I do the arithmetic.

Suppose that a medical test costs $1000, and 98 percent of the time it fails to turn up anything that would affect treatment. The other 2 percent of the time, it results in a treatment choice that extends life by 5 years. How much does a year of life have to be worth in order for the test to have an expected value that exceeds its cost?

The answer is that the “expected number of life-years saved” is .02 times 5, or one-tenth of one year. If one year is worth more than $10,000, then one-tenth of one year is worth more than $1000, so that the test is worthwhile.

David Cutler argues that the value of a healthy life-year is $100,000. I see two problems with using that figure to assess individual health decisions.

First, if per capita GDP is about $33,000, then it takes three year’s of an individual’s GDP to pay for one health-year of life. That is not sustainable.
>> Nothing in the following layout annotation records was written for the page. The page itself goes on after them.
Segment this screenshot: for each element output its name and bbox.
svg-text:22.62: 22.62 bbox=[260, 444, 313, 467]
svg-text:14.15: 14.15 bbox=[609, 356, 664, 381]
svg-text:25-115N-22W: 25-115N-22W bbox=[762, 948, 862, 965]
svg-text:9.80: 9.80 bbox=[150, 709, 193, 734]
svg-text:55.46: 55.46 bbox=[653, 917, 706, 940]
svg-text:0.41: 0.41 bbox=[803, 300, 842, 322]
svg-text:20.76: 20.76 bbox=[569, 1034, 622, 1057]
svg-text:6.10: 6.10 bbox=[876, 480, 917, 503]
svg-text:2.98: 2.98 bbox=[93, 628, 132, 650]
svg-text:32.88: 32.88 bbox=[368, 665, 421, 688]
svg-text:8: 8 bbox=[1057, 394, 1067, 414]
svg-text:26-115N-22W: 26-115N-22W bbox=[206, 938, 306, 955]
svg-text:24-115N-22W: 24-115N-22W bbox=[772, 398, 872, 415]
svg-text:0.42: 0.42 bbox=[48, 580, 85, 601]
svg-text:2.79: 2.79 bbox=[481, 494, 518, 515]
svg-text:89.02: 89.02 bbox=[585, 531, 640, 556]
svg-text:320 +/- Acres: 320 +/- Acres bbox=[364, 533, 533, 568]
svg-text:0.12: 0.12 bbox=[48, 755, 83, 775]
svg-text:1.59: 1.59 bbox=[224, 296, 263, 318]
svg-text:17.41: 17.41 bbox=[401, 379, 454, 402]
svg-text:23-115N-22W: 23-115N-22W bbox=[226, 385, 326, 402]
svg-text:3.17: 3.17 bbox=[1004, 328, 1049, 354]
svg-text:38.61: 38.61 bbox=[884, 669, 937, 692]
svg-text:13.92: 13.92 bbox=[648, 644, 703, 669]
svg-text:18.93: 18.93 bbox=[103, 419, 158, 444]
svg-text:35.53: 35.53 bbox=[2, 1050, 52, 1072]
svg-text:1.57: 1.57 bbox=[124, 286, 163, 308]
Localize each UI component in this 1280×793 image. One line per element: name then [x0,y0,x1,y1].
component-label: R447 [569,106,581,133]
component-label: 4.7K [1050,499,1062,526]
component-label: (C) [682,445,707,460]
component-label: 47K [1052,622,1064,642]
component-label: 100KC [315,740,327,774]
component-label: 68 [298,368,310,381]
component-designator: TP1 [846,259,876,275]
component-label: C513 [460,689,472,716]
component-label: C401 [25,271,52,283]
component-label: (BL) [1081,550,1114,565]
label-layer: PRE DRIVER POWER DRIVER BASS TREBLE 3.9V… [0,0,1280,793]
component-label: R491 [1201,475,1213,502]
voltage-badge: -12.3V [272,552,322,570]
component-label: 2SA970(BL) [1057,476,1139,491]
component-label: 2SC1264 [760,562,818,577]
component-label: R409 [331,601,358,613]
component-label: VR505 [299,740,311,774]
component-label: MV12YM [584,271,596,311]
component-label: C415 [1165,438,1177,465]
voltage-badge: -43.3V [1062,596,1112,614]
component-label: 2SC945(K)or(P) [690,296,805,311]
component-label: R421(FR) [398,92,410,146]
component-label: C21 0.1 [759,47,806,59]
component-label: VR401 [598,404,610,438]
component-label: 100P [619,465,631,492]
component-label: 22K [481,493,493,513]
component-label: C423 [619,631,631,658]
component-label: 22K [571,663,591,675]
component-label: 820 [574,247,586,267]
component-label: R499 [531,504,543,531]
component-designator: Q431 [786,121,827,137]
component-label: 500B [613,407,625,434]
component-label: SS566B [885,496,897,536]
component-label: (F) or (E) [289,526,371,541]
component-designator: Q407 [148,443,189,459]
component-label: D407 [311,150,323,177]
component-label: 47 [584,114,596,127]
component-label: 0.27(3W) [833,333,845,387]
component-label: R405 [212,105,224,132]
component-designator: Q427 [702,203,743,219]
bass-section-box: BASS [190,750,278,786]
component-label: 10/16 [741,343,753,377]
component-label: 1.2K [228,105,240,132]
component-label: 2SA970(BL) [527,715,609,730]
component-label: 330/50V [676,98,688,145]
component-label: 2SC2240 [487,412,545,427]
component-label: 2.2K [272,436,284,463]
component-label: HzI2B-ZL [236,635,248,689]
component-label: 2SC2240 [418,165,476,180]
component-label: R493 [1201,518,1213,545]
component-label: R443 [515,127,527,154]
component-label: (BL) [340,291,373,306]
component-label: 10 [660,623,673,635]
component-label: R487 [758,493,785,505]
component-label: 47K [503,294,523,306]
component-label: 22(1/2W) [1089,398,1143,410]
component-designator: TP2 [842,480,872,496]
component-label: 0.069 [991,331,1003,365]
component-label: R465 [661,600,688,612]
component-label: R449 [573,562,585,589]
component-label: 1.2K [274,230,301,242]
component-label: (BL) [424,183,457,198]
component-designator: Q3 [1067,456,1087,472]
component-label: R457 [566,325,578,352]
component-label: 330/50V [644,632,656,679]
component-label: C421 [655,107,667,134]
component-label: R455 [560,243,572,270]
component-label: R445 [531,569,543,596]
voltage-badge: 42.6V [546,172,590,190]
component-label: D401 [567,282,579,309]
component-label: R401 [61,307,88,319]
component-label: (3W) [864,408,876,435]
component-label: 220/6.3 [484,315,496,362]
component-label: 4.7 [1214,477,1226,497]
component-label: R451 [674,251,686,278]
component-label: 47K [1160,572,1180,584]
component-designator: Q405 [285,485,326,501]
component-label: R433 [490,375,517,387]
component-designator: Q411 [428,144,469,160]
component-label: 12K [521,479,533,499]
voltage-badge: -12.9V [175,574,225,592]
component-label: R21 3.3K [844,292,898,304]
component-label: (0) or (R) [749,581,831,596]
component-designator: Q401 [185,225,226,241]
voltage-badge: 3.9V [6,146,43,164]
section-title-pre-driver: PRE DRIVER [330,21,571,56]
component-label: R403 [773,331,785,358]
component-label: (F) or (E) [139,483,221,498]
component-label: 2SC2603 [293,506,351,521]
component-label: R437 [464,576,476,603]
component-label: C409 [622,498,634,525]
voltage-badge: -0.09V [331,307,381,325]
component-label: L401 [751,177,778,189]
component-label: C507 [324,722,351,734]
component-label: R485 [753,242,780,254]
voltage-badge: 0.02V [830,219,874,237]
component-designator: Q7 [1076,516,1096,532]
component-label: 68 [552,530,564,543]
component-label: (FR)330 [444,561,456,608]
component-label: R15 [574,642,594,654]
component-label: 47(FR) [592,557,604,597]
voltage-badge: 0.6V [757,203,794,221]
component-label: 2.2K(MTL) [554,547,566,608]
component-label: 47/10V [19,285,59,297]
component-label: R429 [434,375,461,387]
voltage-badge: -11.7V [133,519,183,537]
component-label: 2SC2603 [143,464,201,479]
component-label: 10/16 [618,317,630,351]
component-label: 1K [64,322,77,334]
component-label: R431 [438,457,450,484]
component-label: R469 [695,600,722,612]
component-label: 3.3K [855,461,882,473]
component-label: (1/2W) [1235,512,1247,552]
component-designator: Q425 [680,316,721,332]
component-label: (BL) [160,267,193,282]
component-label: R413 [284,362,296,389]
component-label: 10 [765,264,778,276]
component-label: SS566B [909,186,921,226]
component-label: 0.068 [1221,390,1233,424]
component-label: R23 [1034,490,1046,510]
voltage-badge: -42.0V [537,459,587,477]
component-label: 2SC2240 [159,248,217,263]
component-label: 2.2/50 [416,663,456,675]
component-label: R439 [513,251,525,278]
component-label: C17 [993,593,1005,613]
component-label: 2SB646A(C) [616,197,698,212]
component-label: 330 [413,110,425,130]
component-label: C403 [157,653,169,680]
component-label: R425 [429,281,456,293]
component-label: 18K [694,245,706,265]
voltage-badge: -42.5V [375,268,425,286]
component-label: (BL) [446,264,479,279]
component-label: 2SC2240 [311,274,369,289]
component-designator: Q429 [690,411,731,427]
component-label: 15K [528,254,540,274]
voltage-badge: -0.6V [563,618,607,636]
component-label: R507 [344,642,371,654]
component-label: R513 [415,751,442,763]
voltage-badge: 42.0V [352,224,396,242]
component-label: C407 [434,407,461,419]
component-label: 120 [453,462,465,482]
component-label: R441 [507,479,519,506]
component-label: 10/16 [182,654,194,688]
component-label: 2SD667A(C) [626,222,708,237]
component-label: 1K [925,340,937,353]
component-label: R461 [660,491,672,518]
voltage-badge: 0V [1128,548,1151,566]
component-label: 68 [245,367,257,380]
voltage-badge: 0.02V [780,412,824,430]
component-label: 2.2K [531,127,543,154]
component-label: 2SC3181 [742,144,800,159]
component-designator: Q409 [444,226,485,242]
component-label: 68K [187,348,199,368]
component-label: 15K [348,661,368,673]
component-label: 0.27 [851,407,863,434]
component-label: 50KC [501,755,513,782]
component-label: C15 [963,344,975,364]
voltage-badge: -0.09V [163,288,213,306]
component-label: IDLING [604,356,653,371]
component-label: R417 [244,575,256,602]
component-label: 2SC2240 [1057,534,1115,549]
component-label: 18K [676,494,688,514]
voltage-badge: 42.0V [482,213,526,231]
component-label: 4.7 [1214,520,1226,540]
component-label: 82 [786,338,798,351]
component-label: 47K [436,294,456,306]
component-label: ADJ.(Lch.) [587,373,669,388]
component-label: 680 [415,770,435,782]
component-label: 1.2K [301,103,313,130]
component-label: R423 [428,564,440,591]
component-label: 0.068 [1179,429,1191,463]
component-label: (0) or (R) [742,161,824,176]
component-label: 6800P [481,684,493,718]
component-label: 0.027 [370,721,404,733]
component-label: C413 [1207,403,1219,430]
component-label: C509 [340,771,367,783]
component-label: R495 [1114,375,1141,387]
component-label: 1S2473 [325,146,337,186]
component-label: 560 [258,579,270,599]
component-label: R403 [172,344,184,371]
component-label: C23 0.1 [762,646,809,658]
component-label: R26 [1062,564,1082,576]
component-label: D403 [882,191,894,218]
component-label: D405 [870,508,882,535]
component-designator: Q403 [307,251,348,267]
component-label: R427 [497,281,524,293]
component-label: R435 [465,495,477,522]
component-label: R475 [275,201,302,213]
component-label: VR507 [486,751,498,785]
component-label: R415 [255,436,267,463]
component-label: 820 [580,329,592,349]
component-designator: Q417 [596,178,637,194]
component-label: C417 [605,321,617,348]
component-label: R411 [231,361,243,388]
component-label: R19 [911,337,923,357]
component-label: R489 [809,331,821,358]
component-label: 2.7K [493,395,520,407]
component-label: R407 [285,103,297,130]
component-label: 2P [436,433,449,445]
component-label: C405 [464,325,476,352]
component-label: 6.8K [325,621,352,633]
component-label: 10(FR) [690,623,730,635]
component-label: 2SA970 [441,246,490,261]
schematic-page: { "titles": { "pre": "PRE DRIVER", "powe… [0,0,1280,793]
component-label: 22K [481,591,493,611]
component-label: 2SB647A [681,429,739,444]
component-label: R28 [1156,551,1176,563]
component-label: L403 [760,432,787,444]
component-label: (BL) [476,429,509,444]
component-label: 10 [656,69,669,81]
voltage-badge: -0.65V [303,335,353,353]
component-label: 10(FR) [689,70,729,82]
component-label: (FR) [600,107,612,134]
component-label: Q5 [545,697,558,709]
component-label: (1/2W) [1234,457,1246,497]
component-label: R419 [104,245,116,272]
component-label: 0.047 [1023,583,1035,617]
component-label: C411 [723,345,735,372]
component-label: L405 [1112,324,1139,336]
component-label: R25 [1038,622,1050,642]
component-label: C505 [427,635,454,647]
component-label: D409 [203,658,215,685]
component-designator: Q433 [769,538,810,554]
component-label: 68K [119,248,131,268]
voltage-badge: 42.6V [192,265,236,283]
If I am the average person and produce $33,000 a year, and every year I have an opportunity to pay $100,000 to extend my healthy lifespan by one year, then I will run out of money.

Second, imagine that one medical procedure has an expected saving of two life-years, another procedure has an expected saving of three life-years, etc. If you add together all of the life extensions, it might suggest that I could live to 150. The fallacy is that although the costs are additive, the benefits are not. There is a diminishing-returns aspect of health care that is not captured by simple expected-value calculations.

UPDATE: See additional comments from John Ford.

For Discussion. In practice, do my objections matter, or is Cutler’s approach reasonable for realistic circumstances?